I think I ran the second half pretty consistently at 6:05-6:10. Yep, went out to fast. I had the thought of just cursing in at 6:30s and calling it a day, but knew I’d be pissed if I did that. I thought I had 4th place in lock with about 100 to go and then out of nowhere someone passed me with about 25 meters to go and I didn’t fight for it.
My official time as 5:53. Next stop sub 5:50 and we’ll go from there.
Don’t let the cute husband holding the baby listening to his wife fool you. This probably right after he told me he was disappointed I didn’t go for that girl when she passed me. Tough love man. Tough love. PS, I love Big Lou peeking over his shoulder in this pic.
I haven’t paced a mile in an interval workout, let alone a race in a really long time. When I went out- I wasn’t sure what I was running. It just felt fast. I definitely feel like I had more to give. That’s kind of a bummer and a good thing at the same time. Bummer that I didn’t try harder, but fun to think I can push more and not be a baby. I’d like to try again soon and then again in a couple of months once I have some workouts under my belt. Glenn and I were talking about maybe doing a monthly mile trial at Shortridge. Stay tuned if you’re local and interested.
There is a way to race just one mile and do it right. It takes practice. Like running marathons well takes practice. So practice we will. Work works.
Oh and I definitely straight peed my pants during the race. Full on peed my pants. I thought that was happening about halfway through but wasn’t sure until I finished the race. I think I told way too many people that once I crossed the finish line, but it was so there and I was a little in shock, so what to do but talk about it. Like I had to tell people… sometimes being an extrovert is tough. And by tough, I mean embarrassing. I think I’ll blame this on Louis. I had a c-section with Marshall and haven’t encountered this problem on such a short run before. (My half ironman in 2013 post Marshall is another story)

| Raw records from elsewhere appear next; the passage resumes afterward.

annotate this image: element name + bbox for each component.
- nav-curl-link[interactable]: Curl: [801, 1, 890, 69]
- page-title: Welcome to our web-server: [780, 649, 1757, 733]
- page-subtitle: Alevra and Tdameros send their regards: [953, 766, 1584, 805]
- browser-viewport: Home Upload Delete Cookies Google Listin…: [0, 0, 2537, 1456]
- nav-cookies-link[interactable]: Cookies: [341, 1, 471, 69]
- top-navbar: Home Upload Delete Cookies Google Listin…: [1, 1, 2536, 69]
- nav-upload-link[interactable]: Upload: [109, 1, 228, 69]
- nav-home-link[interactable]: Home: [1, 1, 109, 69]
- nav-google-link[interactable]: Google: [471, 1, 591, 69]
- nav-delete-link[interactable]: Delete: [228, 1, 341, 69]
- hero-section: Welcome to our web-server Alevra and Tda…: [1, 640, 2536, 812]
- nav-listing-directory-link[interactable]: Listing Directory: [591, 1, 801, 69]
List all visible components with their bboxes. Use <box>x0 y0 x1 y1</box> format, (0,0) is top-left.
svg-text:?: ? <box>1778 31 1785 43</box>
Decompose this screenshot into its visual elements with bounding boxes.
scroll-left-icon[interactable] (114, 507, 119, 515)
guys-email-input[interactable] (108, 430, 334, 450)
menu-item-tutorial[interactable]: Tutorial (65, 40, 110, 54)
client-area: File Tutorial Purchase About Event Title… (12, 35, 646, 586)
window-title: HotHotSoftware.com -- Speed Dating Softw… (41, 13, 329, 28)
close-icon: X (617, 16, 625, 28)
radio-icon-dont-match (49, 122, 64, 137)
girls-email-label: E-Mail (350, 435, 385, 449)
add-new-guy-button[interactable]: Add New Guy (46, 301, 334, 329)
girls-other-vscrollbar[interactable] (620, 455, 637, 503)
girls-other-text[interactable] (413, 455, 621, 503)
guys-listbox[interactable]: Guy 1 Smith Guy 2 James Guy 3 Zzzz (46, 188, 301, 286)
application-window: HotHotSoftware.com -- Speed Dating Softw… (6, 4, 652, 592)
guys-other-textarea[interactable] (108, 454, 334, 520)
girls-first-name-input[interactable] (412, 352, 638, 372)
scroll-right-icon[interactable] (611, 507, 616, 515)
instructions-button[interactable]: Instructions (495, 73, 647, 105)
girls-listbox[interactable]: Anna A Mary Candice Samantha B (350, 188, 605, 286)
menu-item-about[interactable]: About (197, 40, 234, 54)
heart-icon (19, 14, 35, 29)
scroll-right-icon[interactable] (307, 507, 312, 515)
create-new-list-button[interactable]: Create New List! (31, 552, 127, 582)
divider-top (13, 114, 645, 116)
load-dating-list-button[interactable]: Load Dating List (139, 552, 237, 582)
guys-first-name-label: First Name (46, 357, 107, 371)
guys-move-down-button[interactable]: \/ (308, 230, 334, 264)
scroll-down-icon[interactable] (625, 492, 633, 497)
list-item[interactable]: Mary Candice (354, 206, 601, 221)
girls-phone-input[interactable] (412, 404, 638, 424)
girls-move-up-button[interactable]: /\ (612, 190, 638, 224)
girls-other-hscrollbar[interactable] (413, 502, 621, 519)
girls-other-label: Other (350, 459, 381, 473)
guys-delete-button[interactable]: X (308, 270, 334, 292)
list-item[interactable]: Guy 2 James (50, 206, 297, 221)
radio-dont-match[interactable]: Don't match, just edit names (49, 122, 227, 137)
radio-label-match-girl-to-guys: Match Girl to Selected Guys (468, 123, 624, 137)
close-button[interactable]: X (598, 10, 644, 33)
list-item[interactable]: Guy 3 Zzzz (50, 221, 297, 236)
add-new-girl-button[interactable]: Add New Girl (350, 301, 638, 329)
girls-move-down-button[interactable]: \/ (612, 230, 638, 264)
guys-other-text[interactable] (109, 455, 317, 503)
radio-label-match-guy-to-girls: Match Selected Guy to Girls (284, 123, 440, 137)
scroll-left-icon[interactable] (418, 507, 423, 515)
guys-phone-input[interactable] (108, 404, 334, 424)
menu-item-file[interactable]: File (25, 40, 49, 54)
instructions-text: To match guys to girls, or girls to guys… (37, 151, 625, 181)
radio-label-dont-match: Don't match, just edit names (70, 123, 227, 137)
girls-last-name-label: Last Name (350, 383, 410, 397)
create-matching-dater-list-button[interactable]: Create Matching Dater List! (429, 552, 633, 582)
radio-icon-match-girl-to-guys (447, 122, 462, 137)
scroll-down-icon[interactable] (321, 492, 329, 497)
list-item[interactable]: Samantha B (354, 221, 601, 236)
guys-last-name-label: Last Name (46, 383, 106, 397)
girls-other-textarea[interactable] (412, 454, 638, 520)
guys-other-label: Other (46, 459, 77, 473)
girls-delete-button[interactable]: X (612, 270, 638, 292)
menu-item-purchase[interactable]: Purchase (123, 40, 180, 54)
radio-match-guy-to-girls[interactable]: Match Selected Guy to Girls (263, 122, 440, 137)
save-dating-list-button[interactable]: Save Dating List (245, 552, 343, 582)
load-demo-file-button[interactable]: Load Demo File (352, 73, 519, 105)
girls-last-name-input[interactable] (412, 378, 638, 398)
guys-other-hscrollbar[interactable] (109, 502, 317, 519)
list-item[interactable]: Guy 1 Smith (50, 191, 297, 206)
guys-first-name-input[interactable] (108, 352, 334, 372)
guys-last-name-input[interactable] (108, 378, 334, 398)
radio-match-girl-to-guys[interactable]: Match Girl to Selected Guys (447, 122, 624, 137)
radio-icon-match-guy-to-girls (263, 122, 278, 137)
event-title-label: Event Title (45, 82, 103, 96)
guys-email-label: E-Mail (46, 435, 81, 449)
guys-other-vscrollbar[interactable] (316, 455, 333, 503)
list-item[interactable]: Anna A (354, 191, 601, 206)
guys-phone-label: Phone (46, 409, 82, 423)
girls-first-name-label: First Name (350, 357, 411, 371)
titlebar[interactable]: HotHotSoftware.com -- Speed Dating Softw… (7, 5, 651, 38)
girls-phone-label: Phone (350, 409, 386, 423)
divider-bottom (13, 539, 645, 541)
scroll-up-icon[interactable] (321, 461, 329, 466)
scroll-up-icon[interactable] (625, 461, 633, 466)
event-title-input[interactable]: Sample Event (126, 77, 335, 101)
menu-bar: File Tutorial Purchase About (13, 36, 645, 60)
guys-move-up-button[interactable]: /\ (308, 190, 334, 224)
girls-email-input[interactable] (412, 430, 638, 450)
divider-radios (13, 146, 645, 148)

Props the the Monumental Marathon for this great event. It’s a fun way to kick off training season for fall marathons- as well as encourage someone who might just be getting started to go this distance. They do a great job with the race and it’s an awesome event for our city. Bravo. Now I need a handclap emoji on my computer. Also- loved the quaff on Beer at the finish. My stroller may or may not smell like beer now.
The Hein’s will be back every year- not where which one it will be next year, but one of us will run it and you know when the boys are old enough, they’ll be doing it too.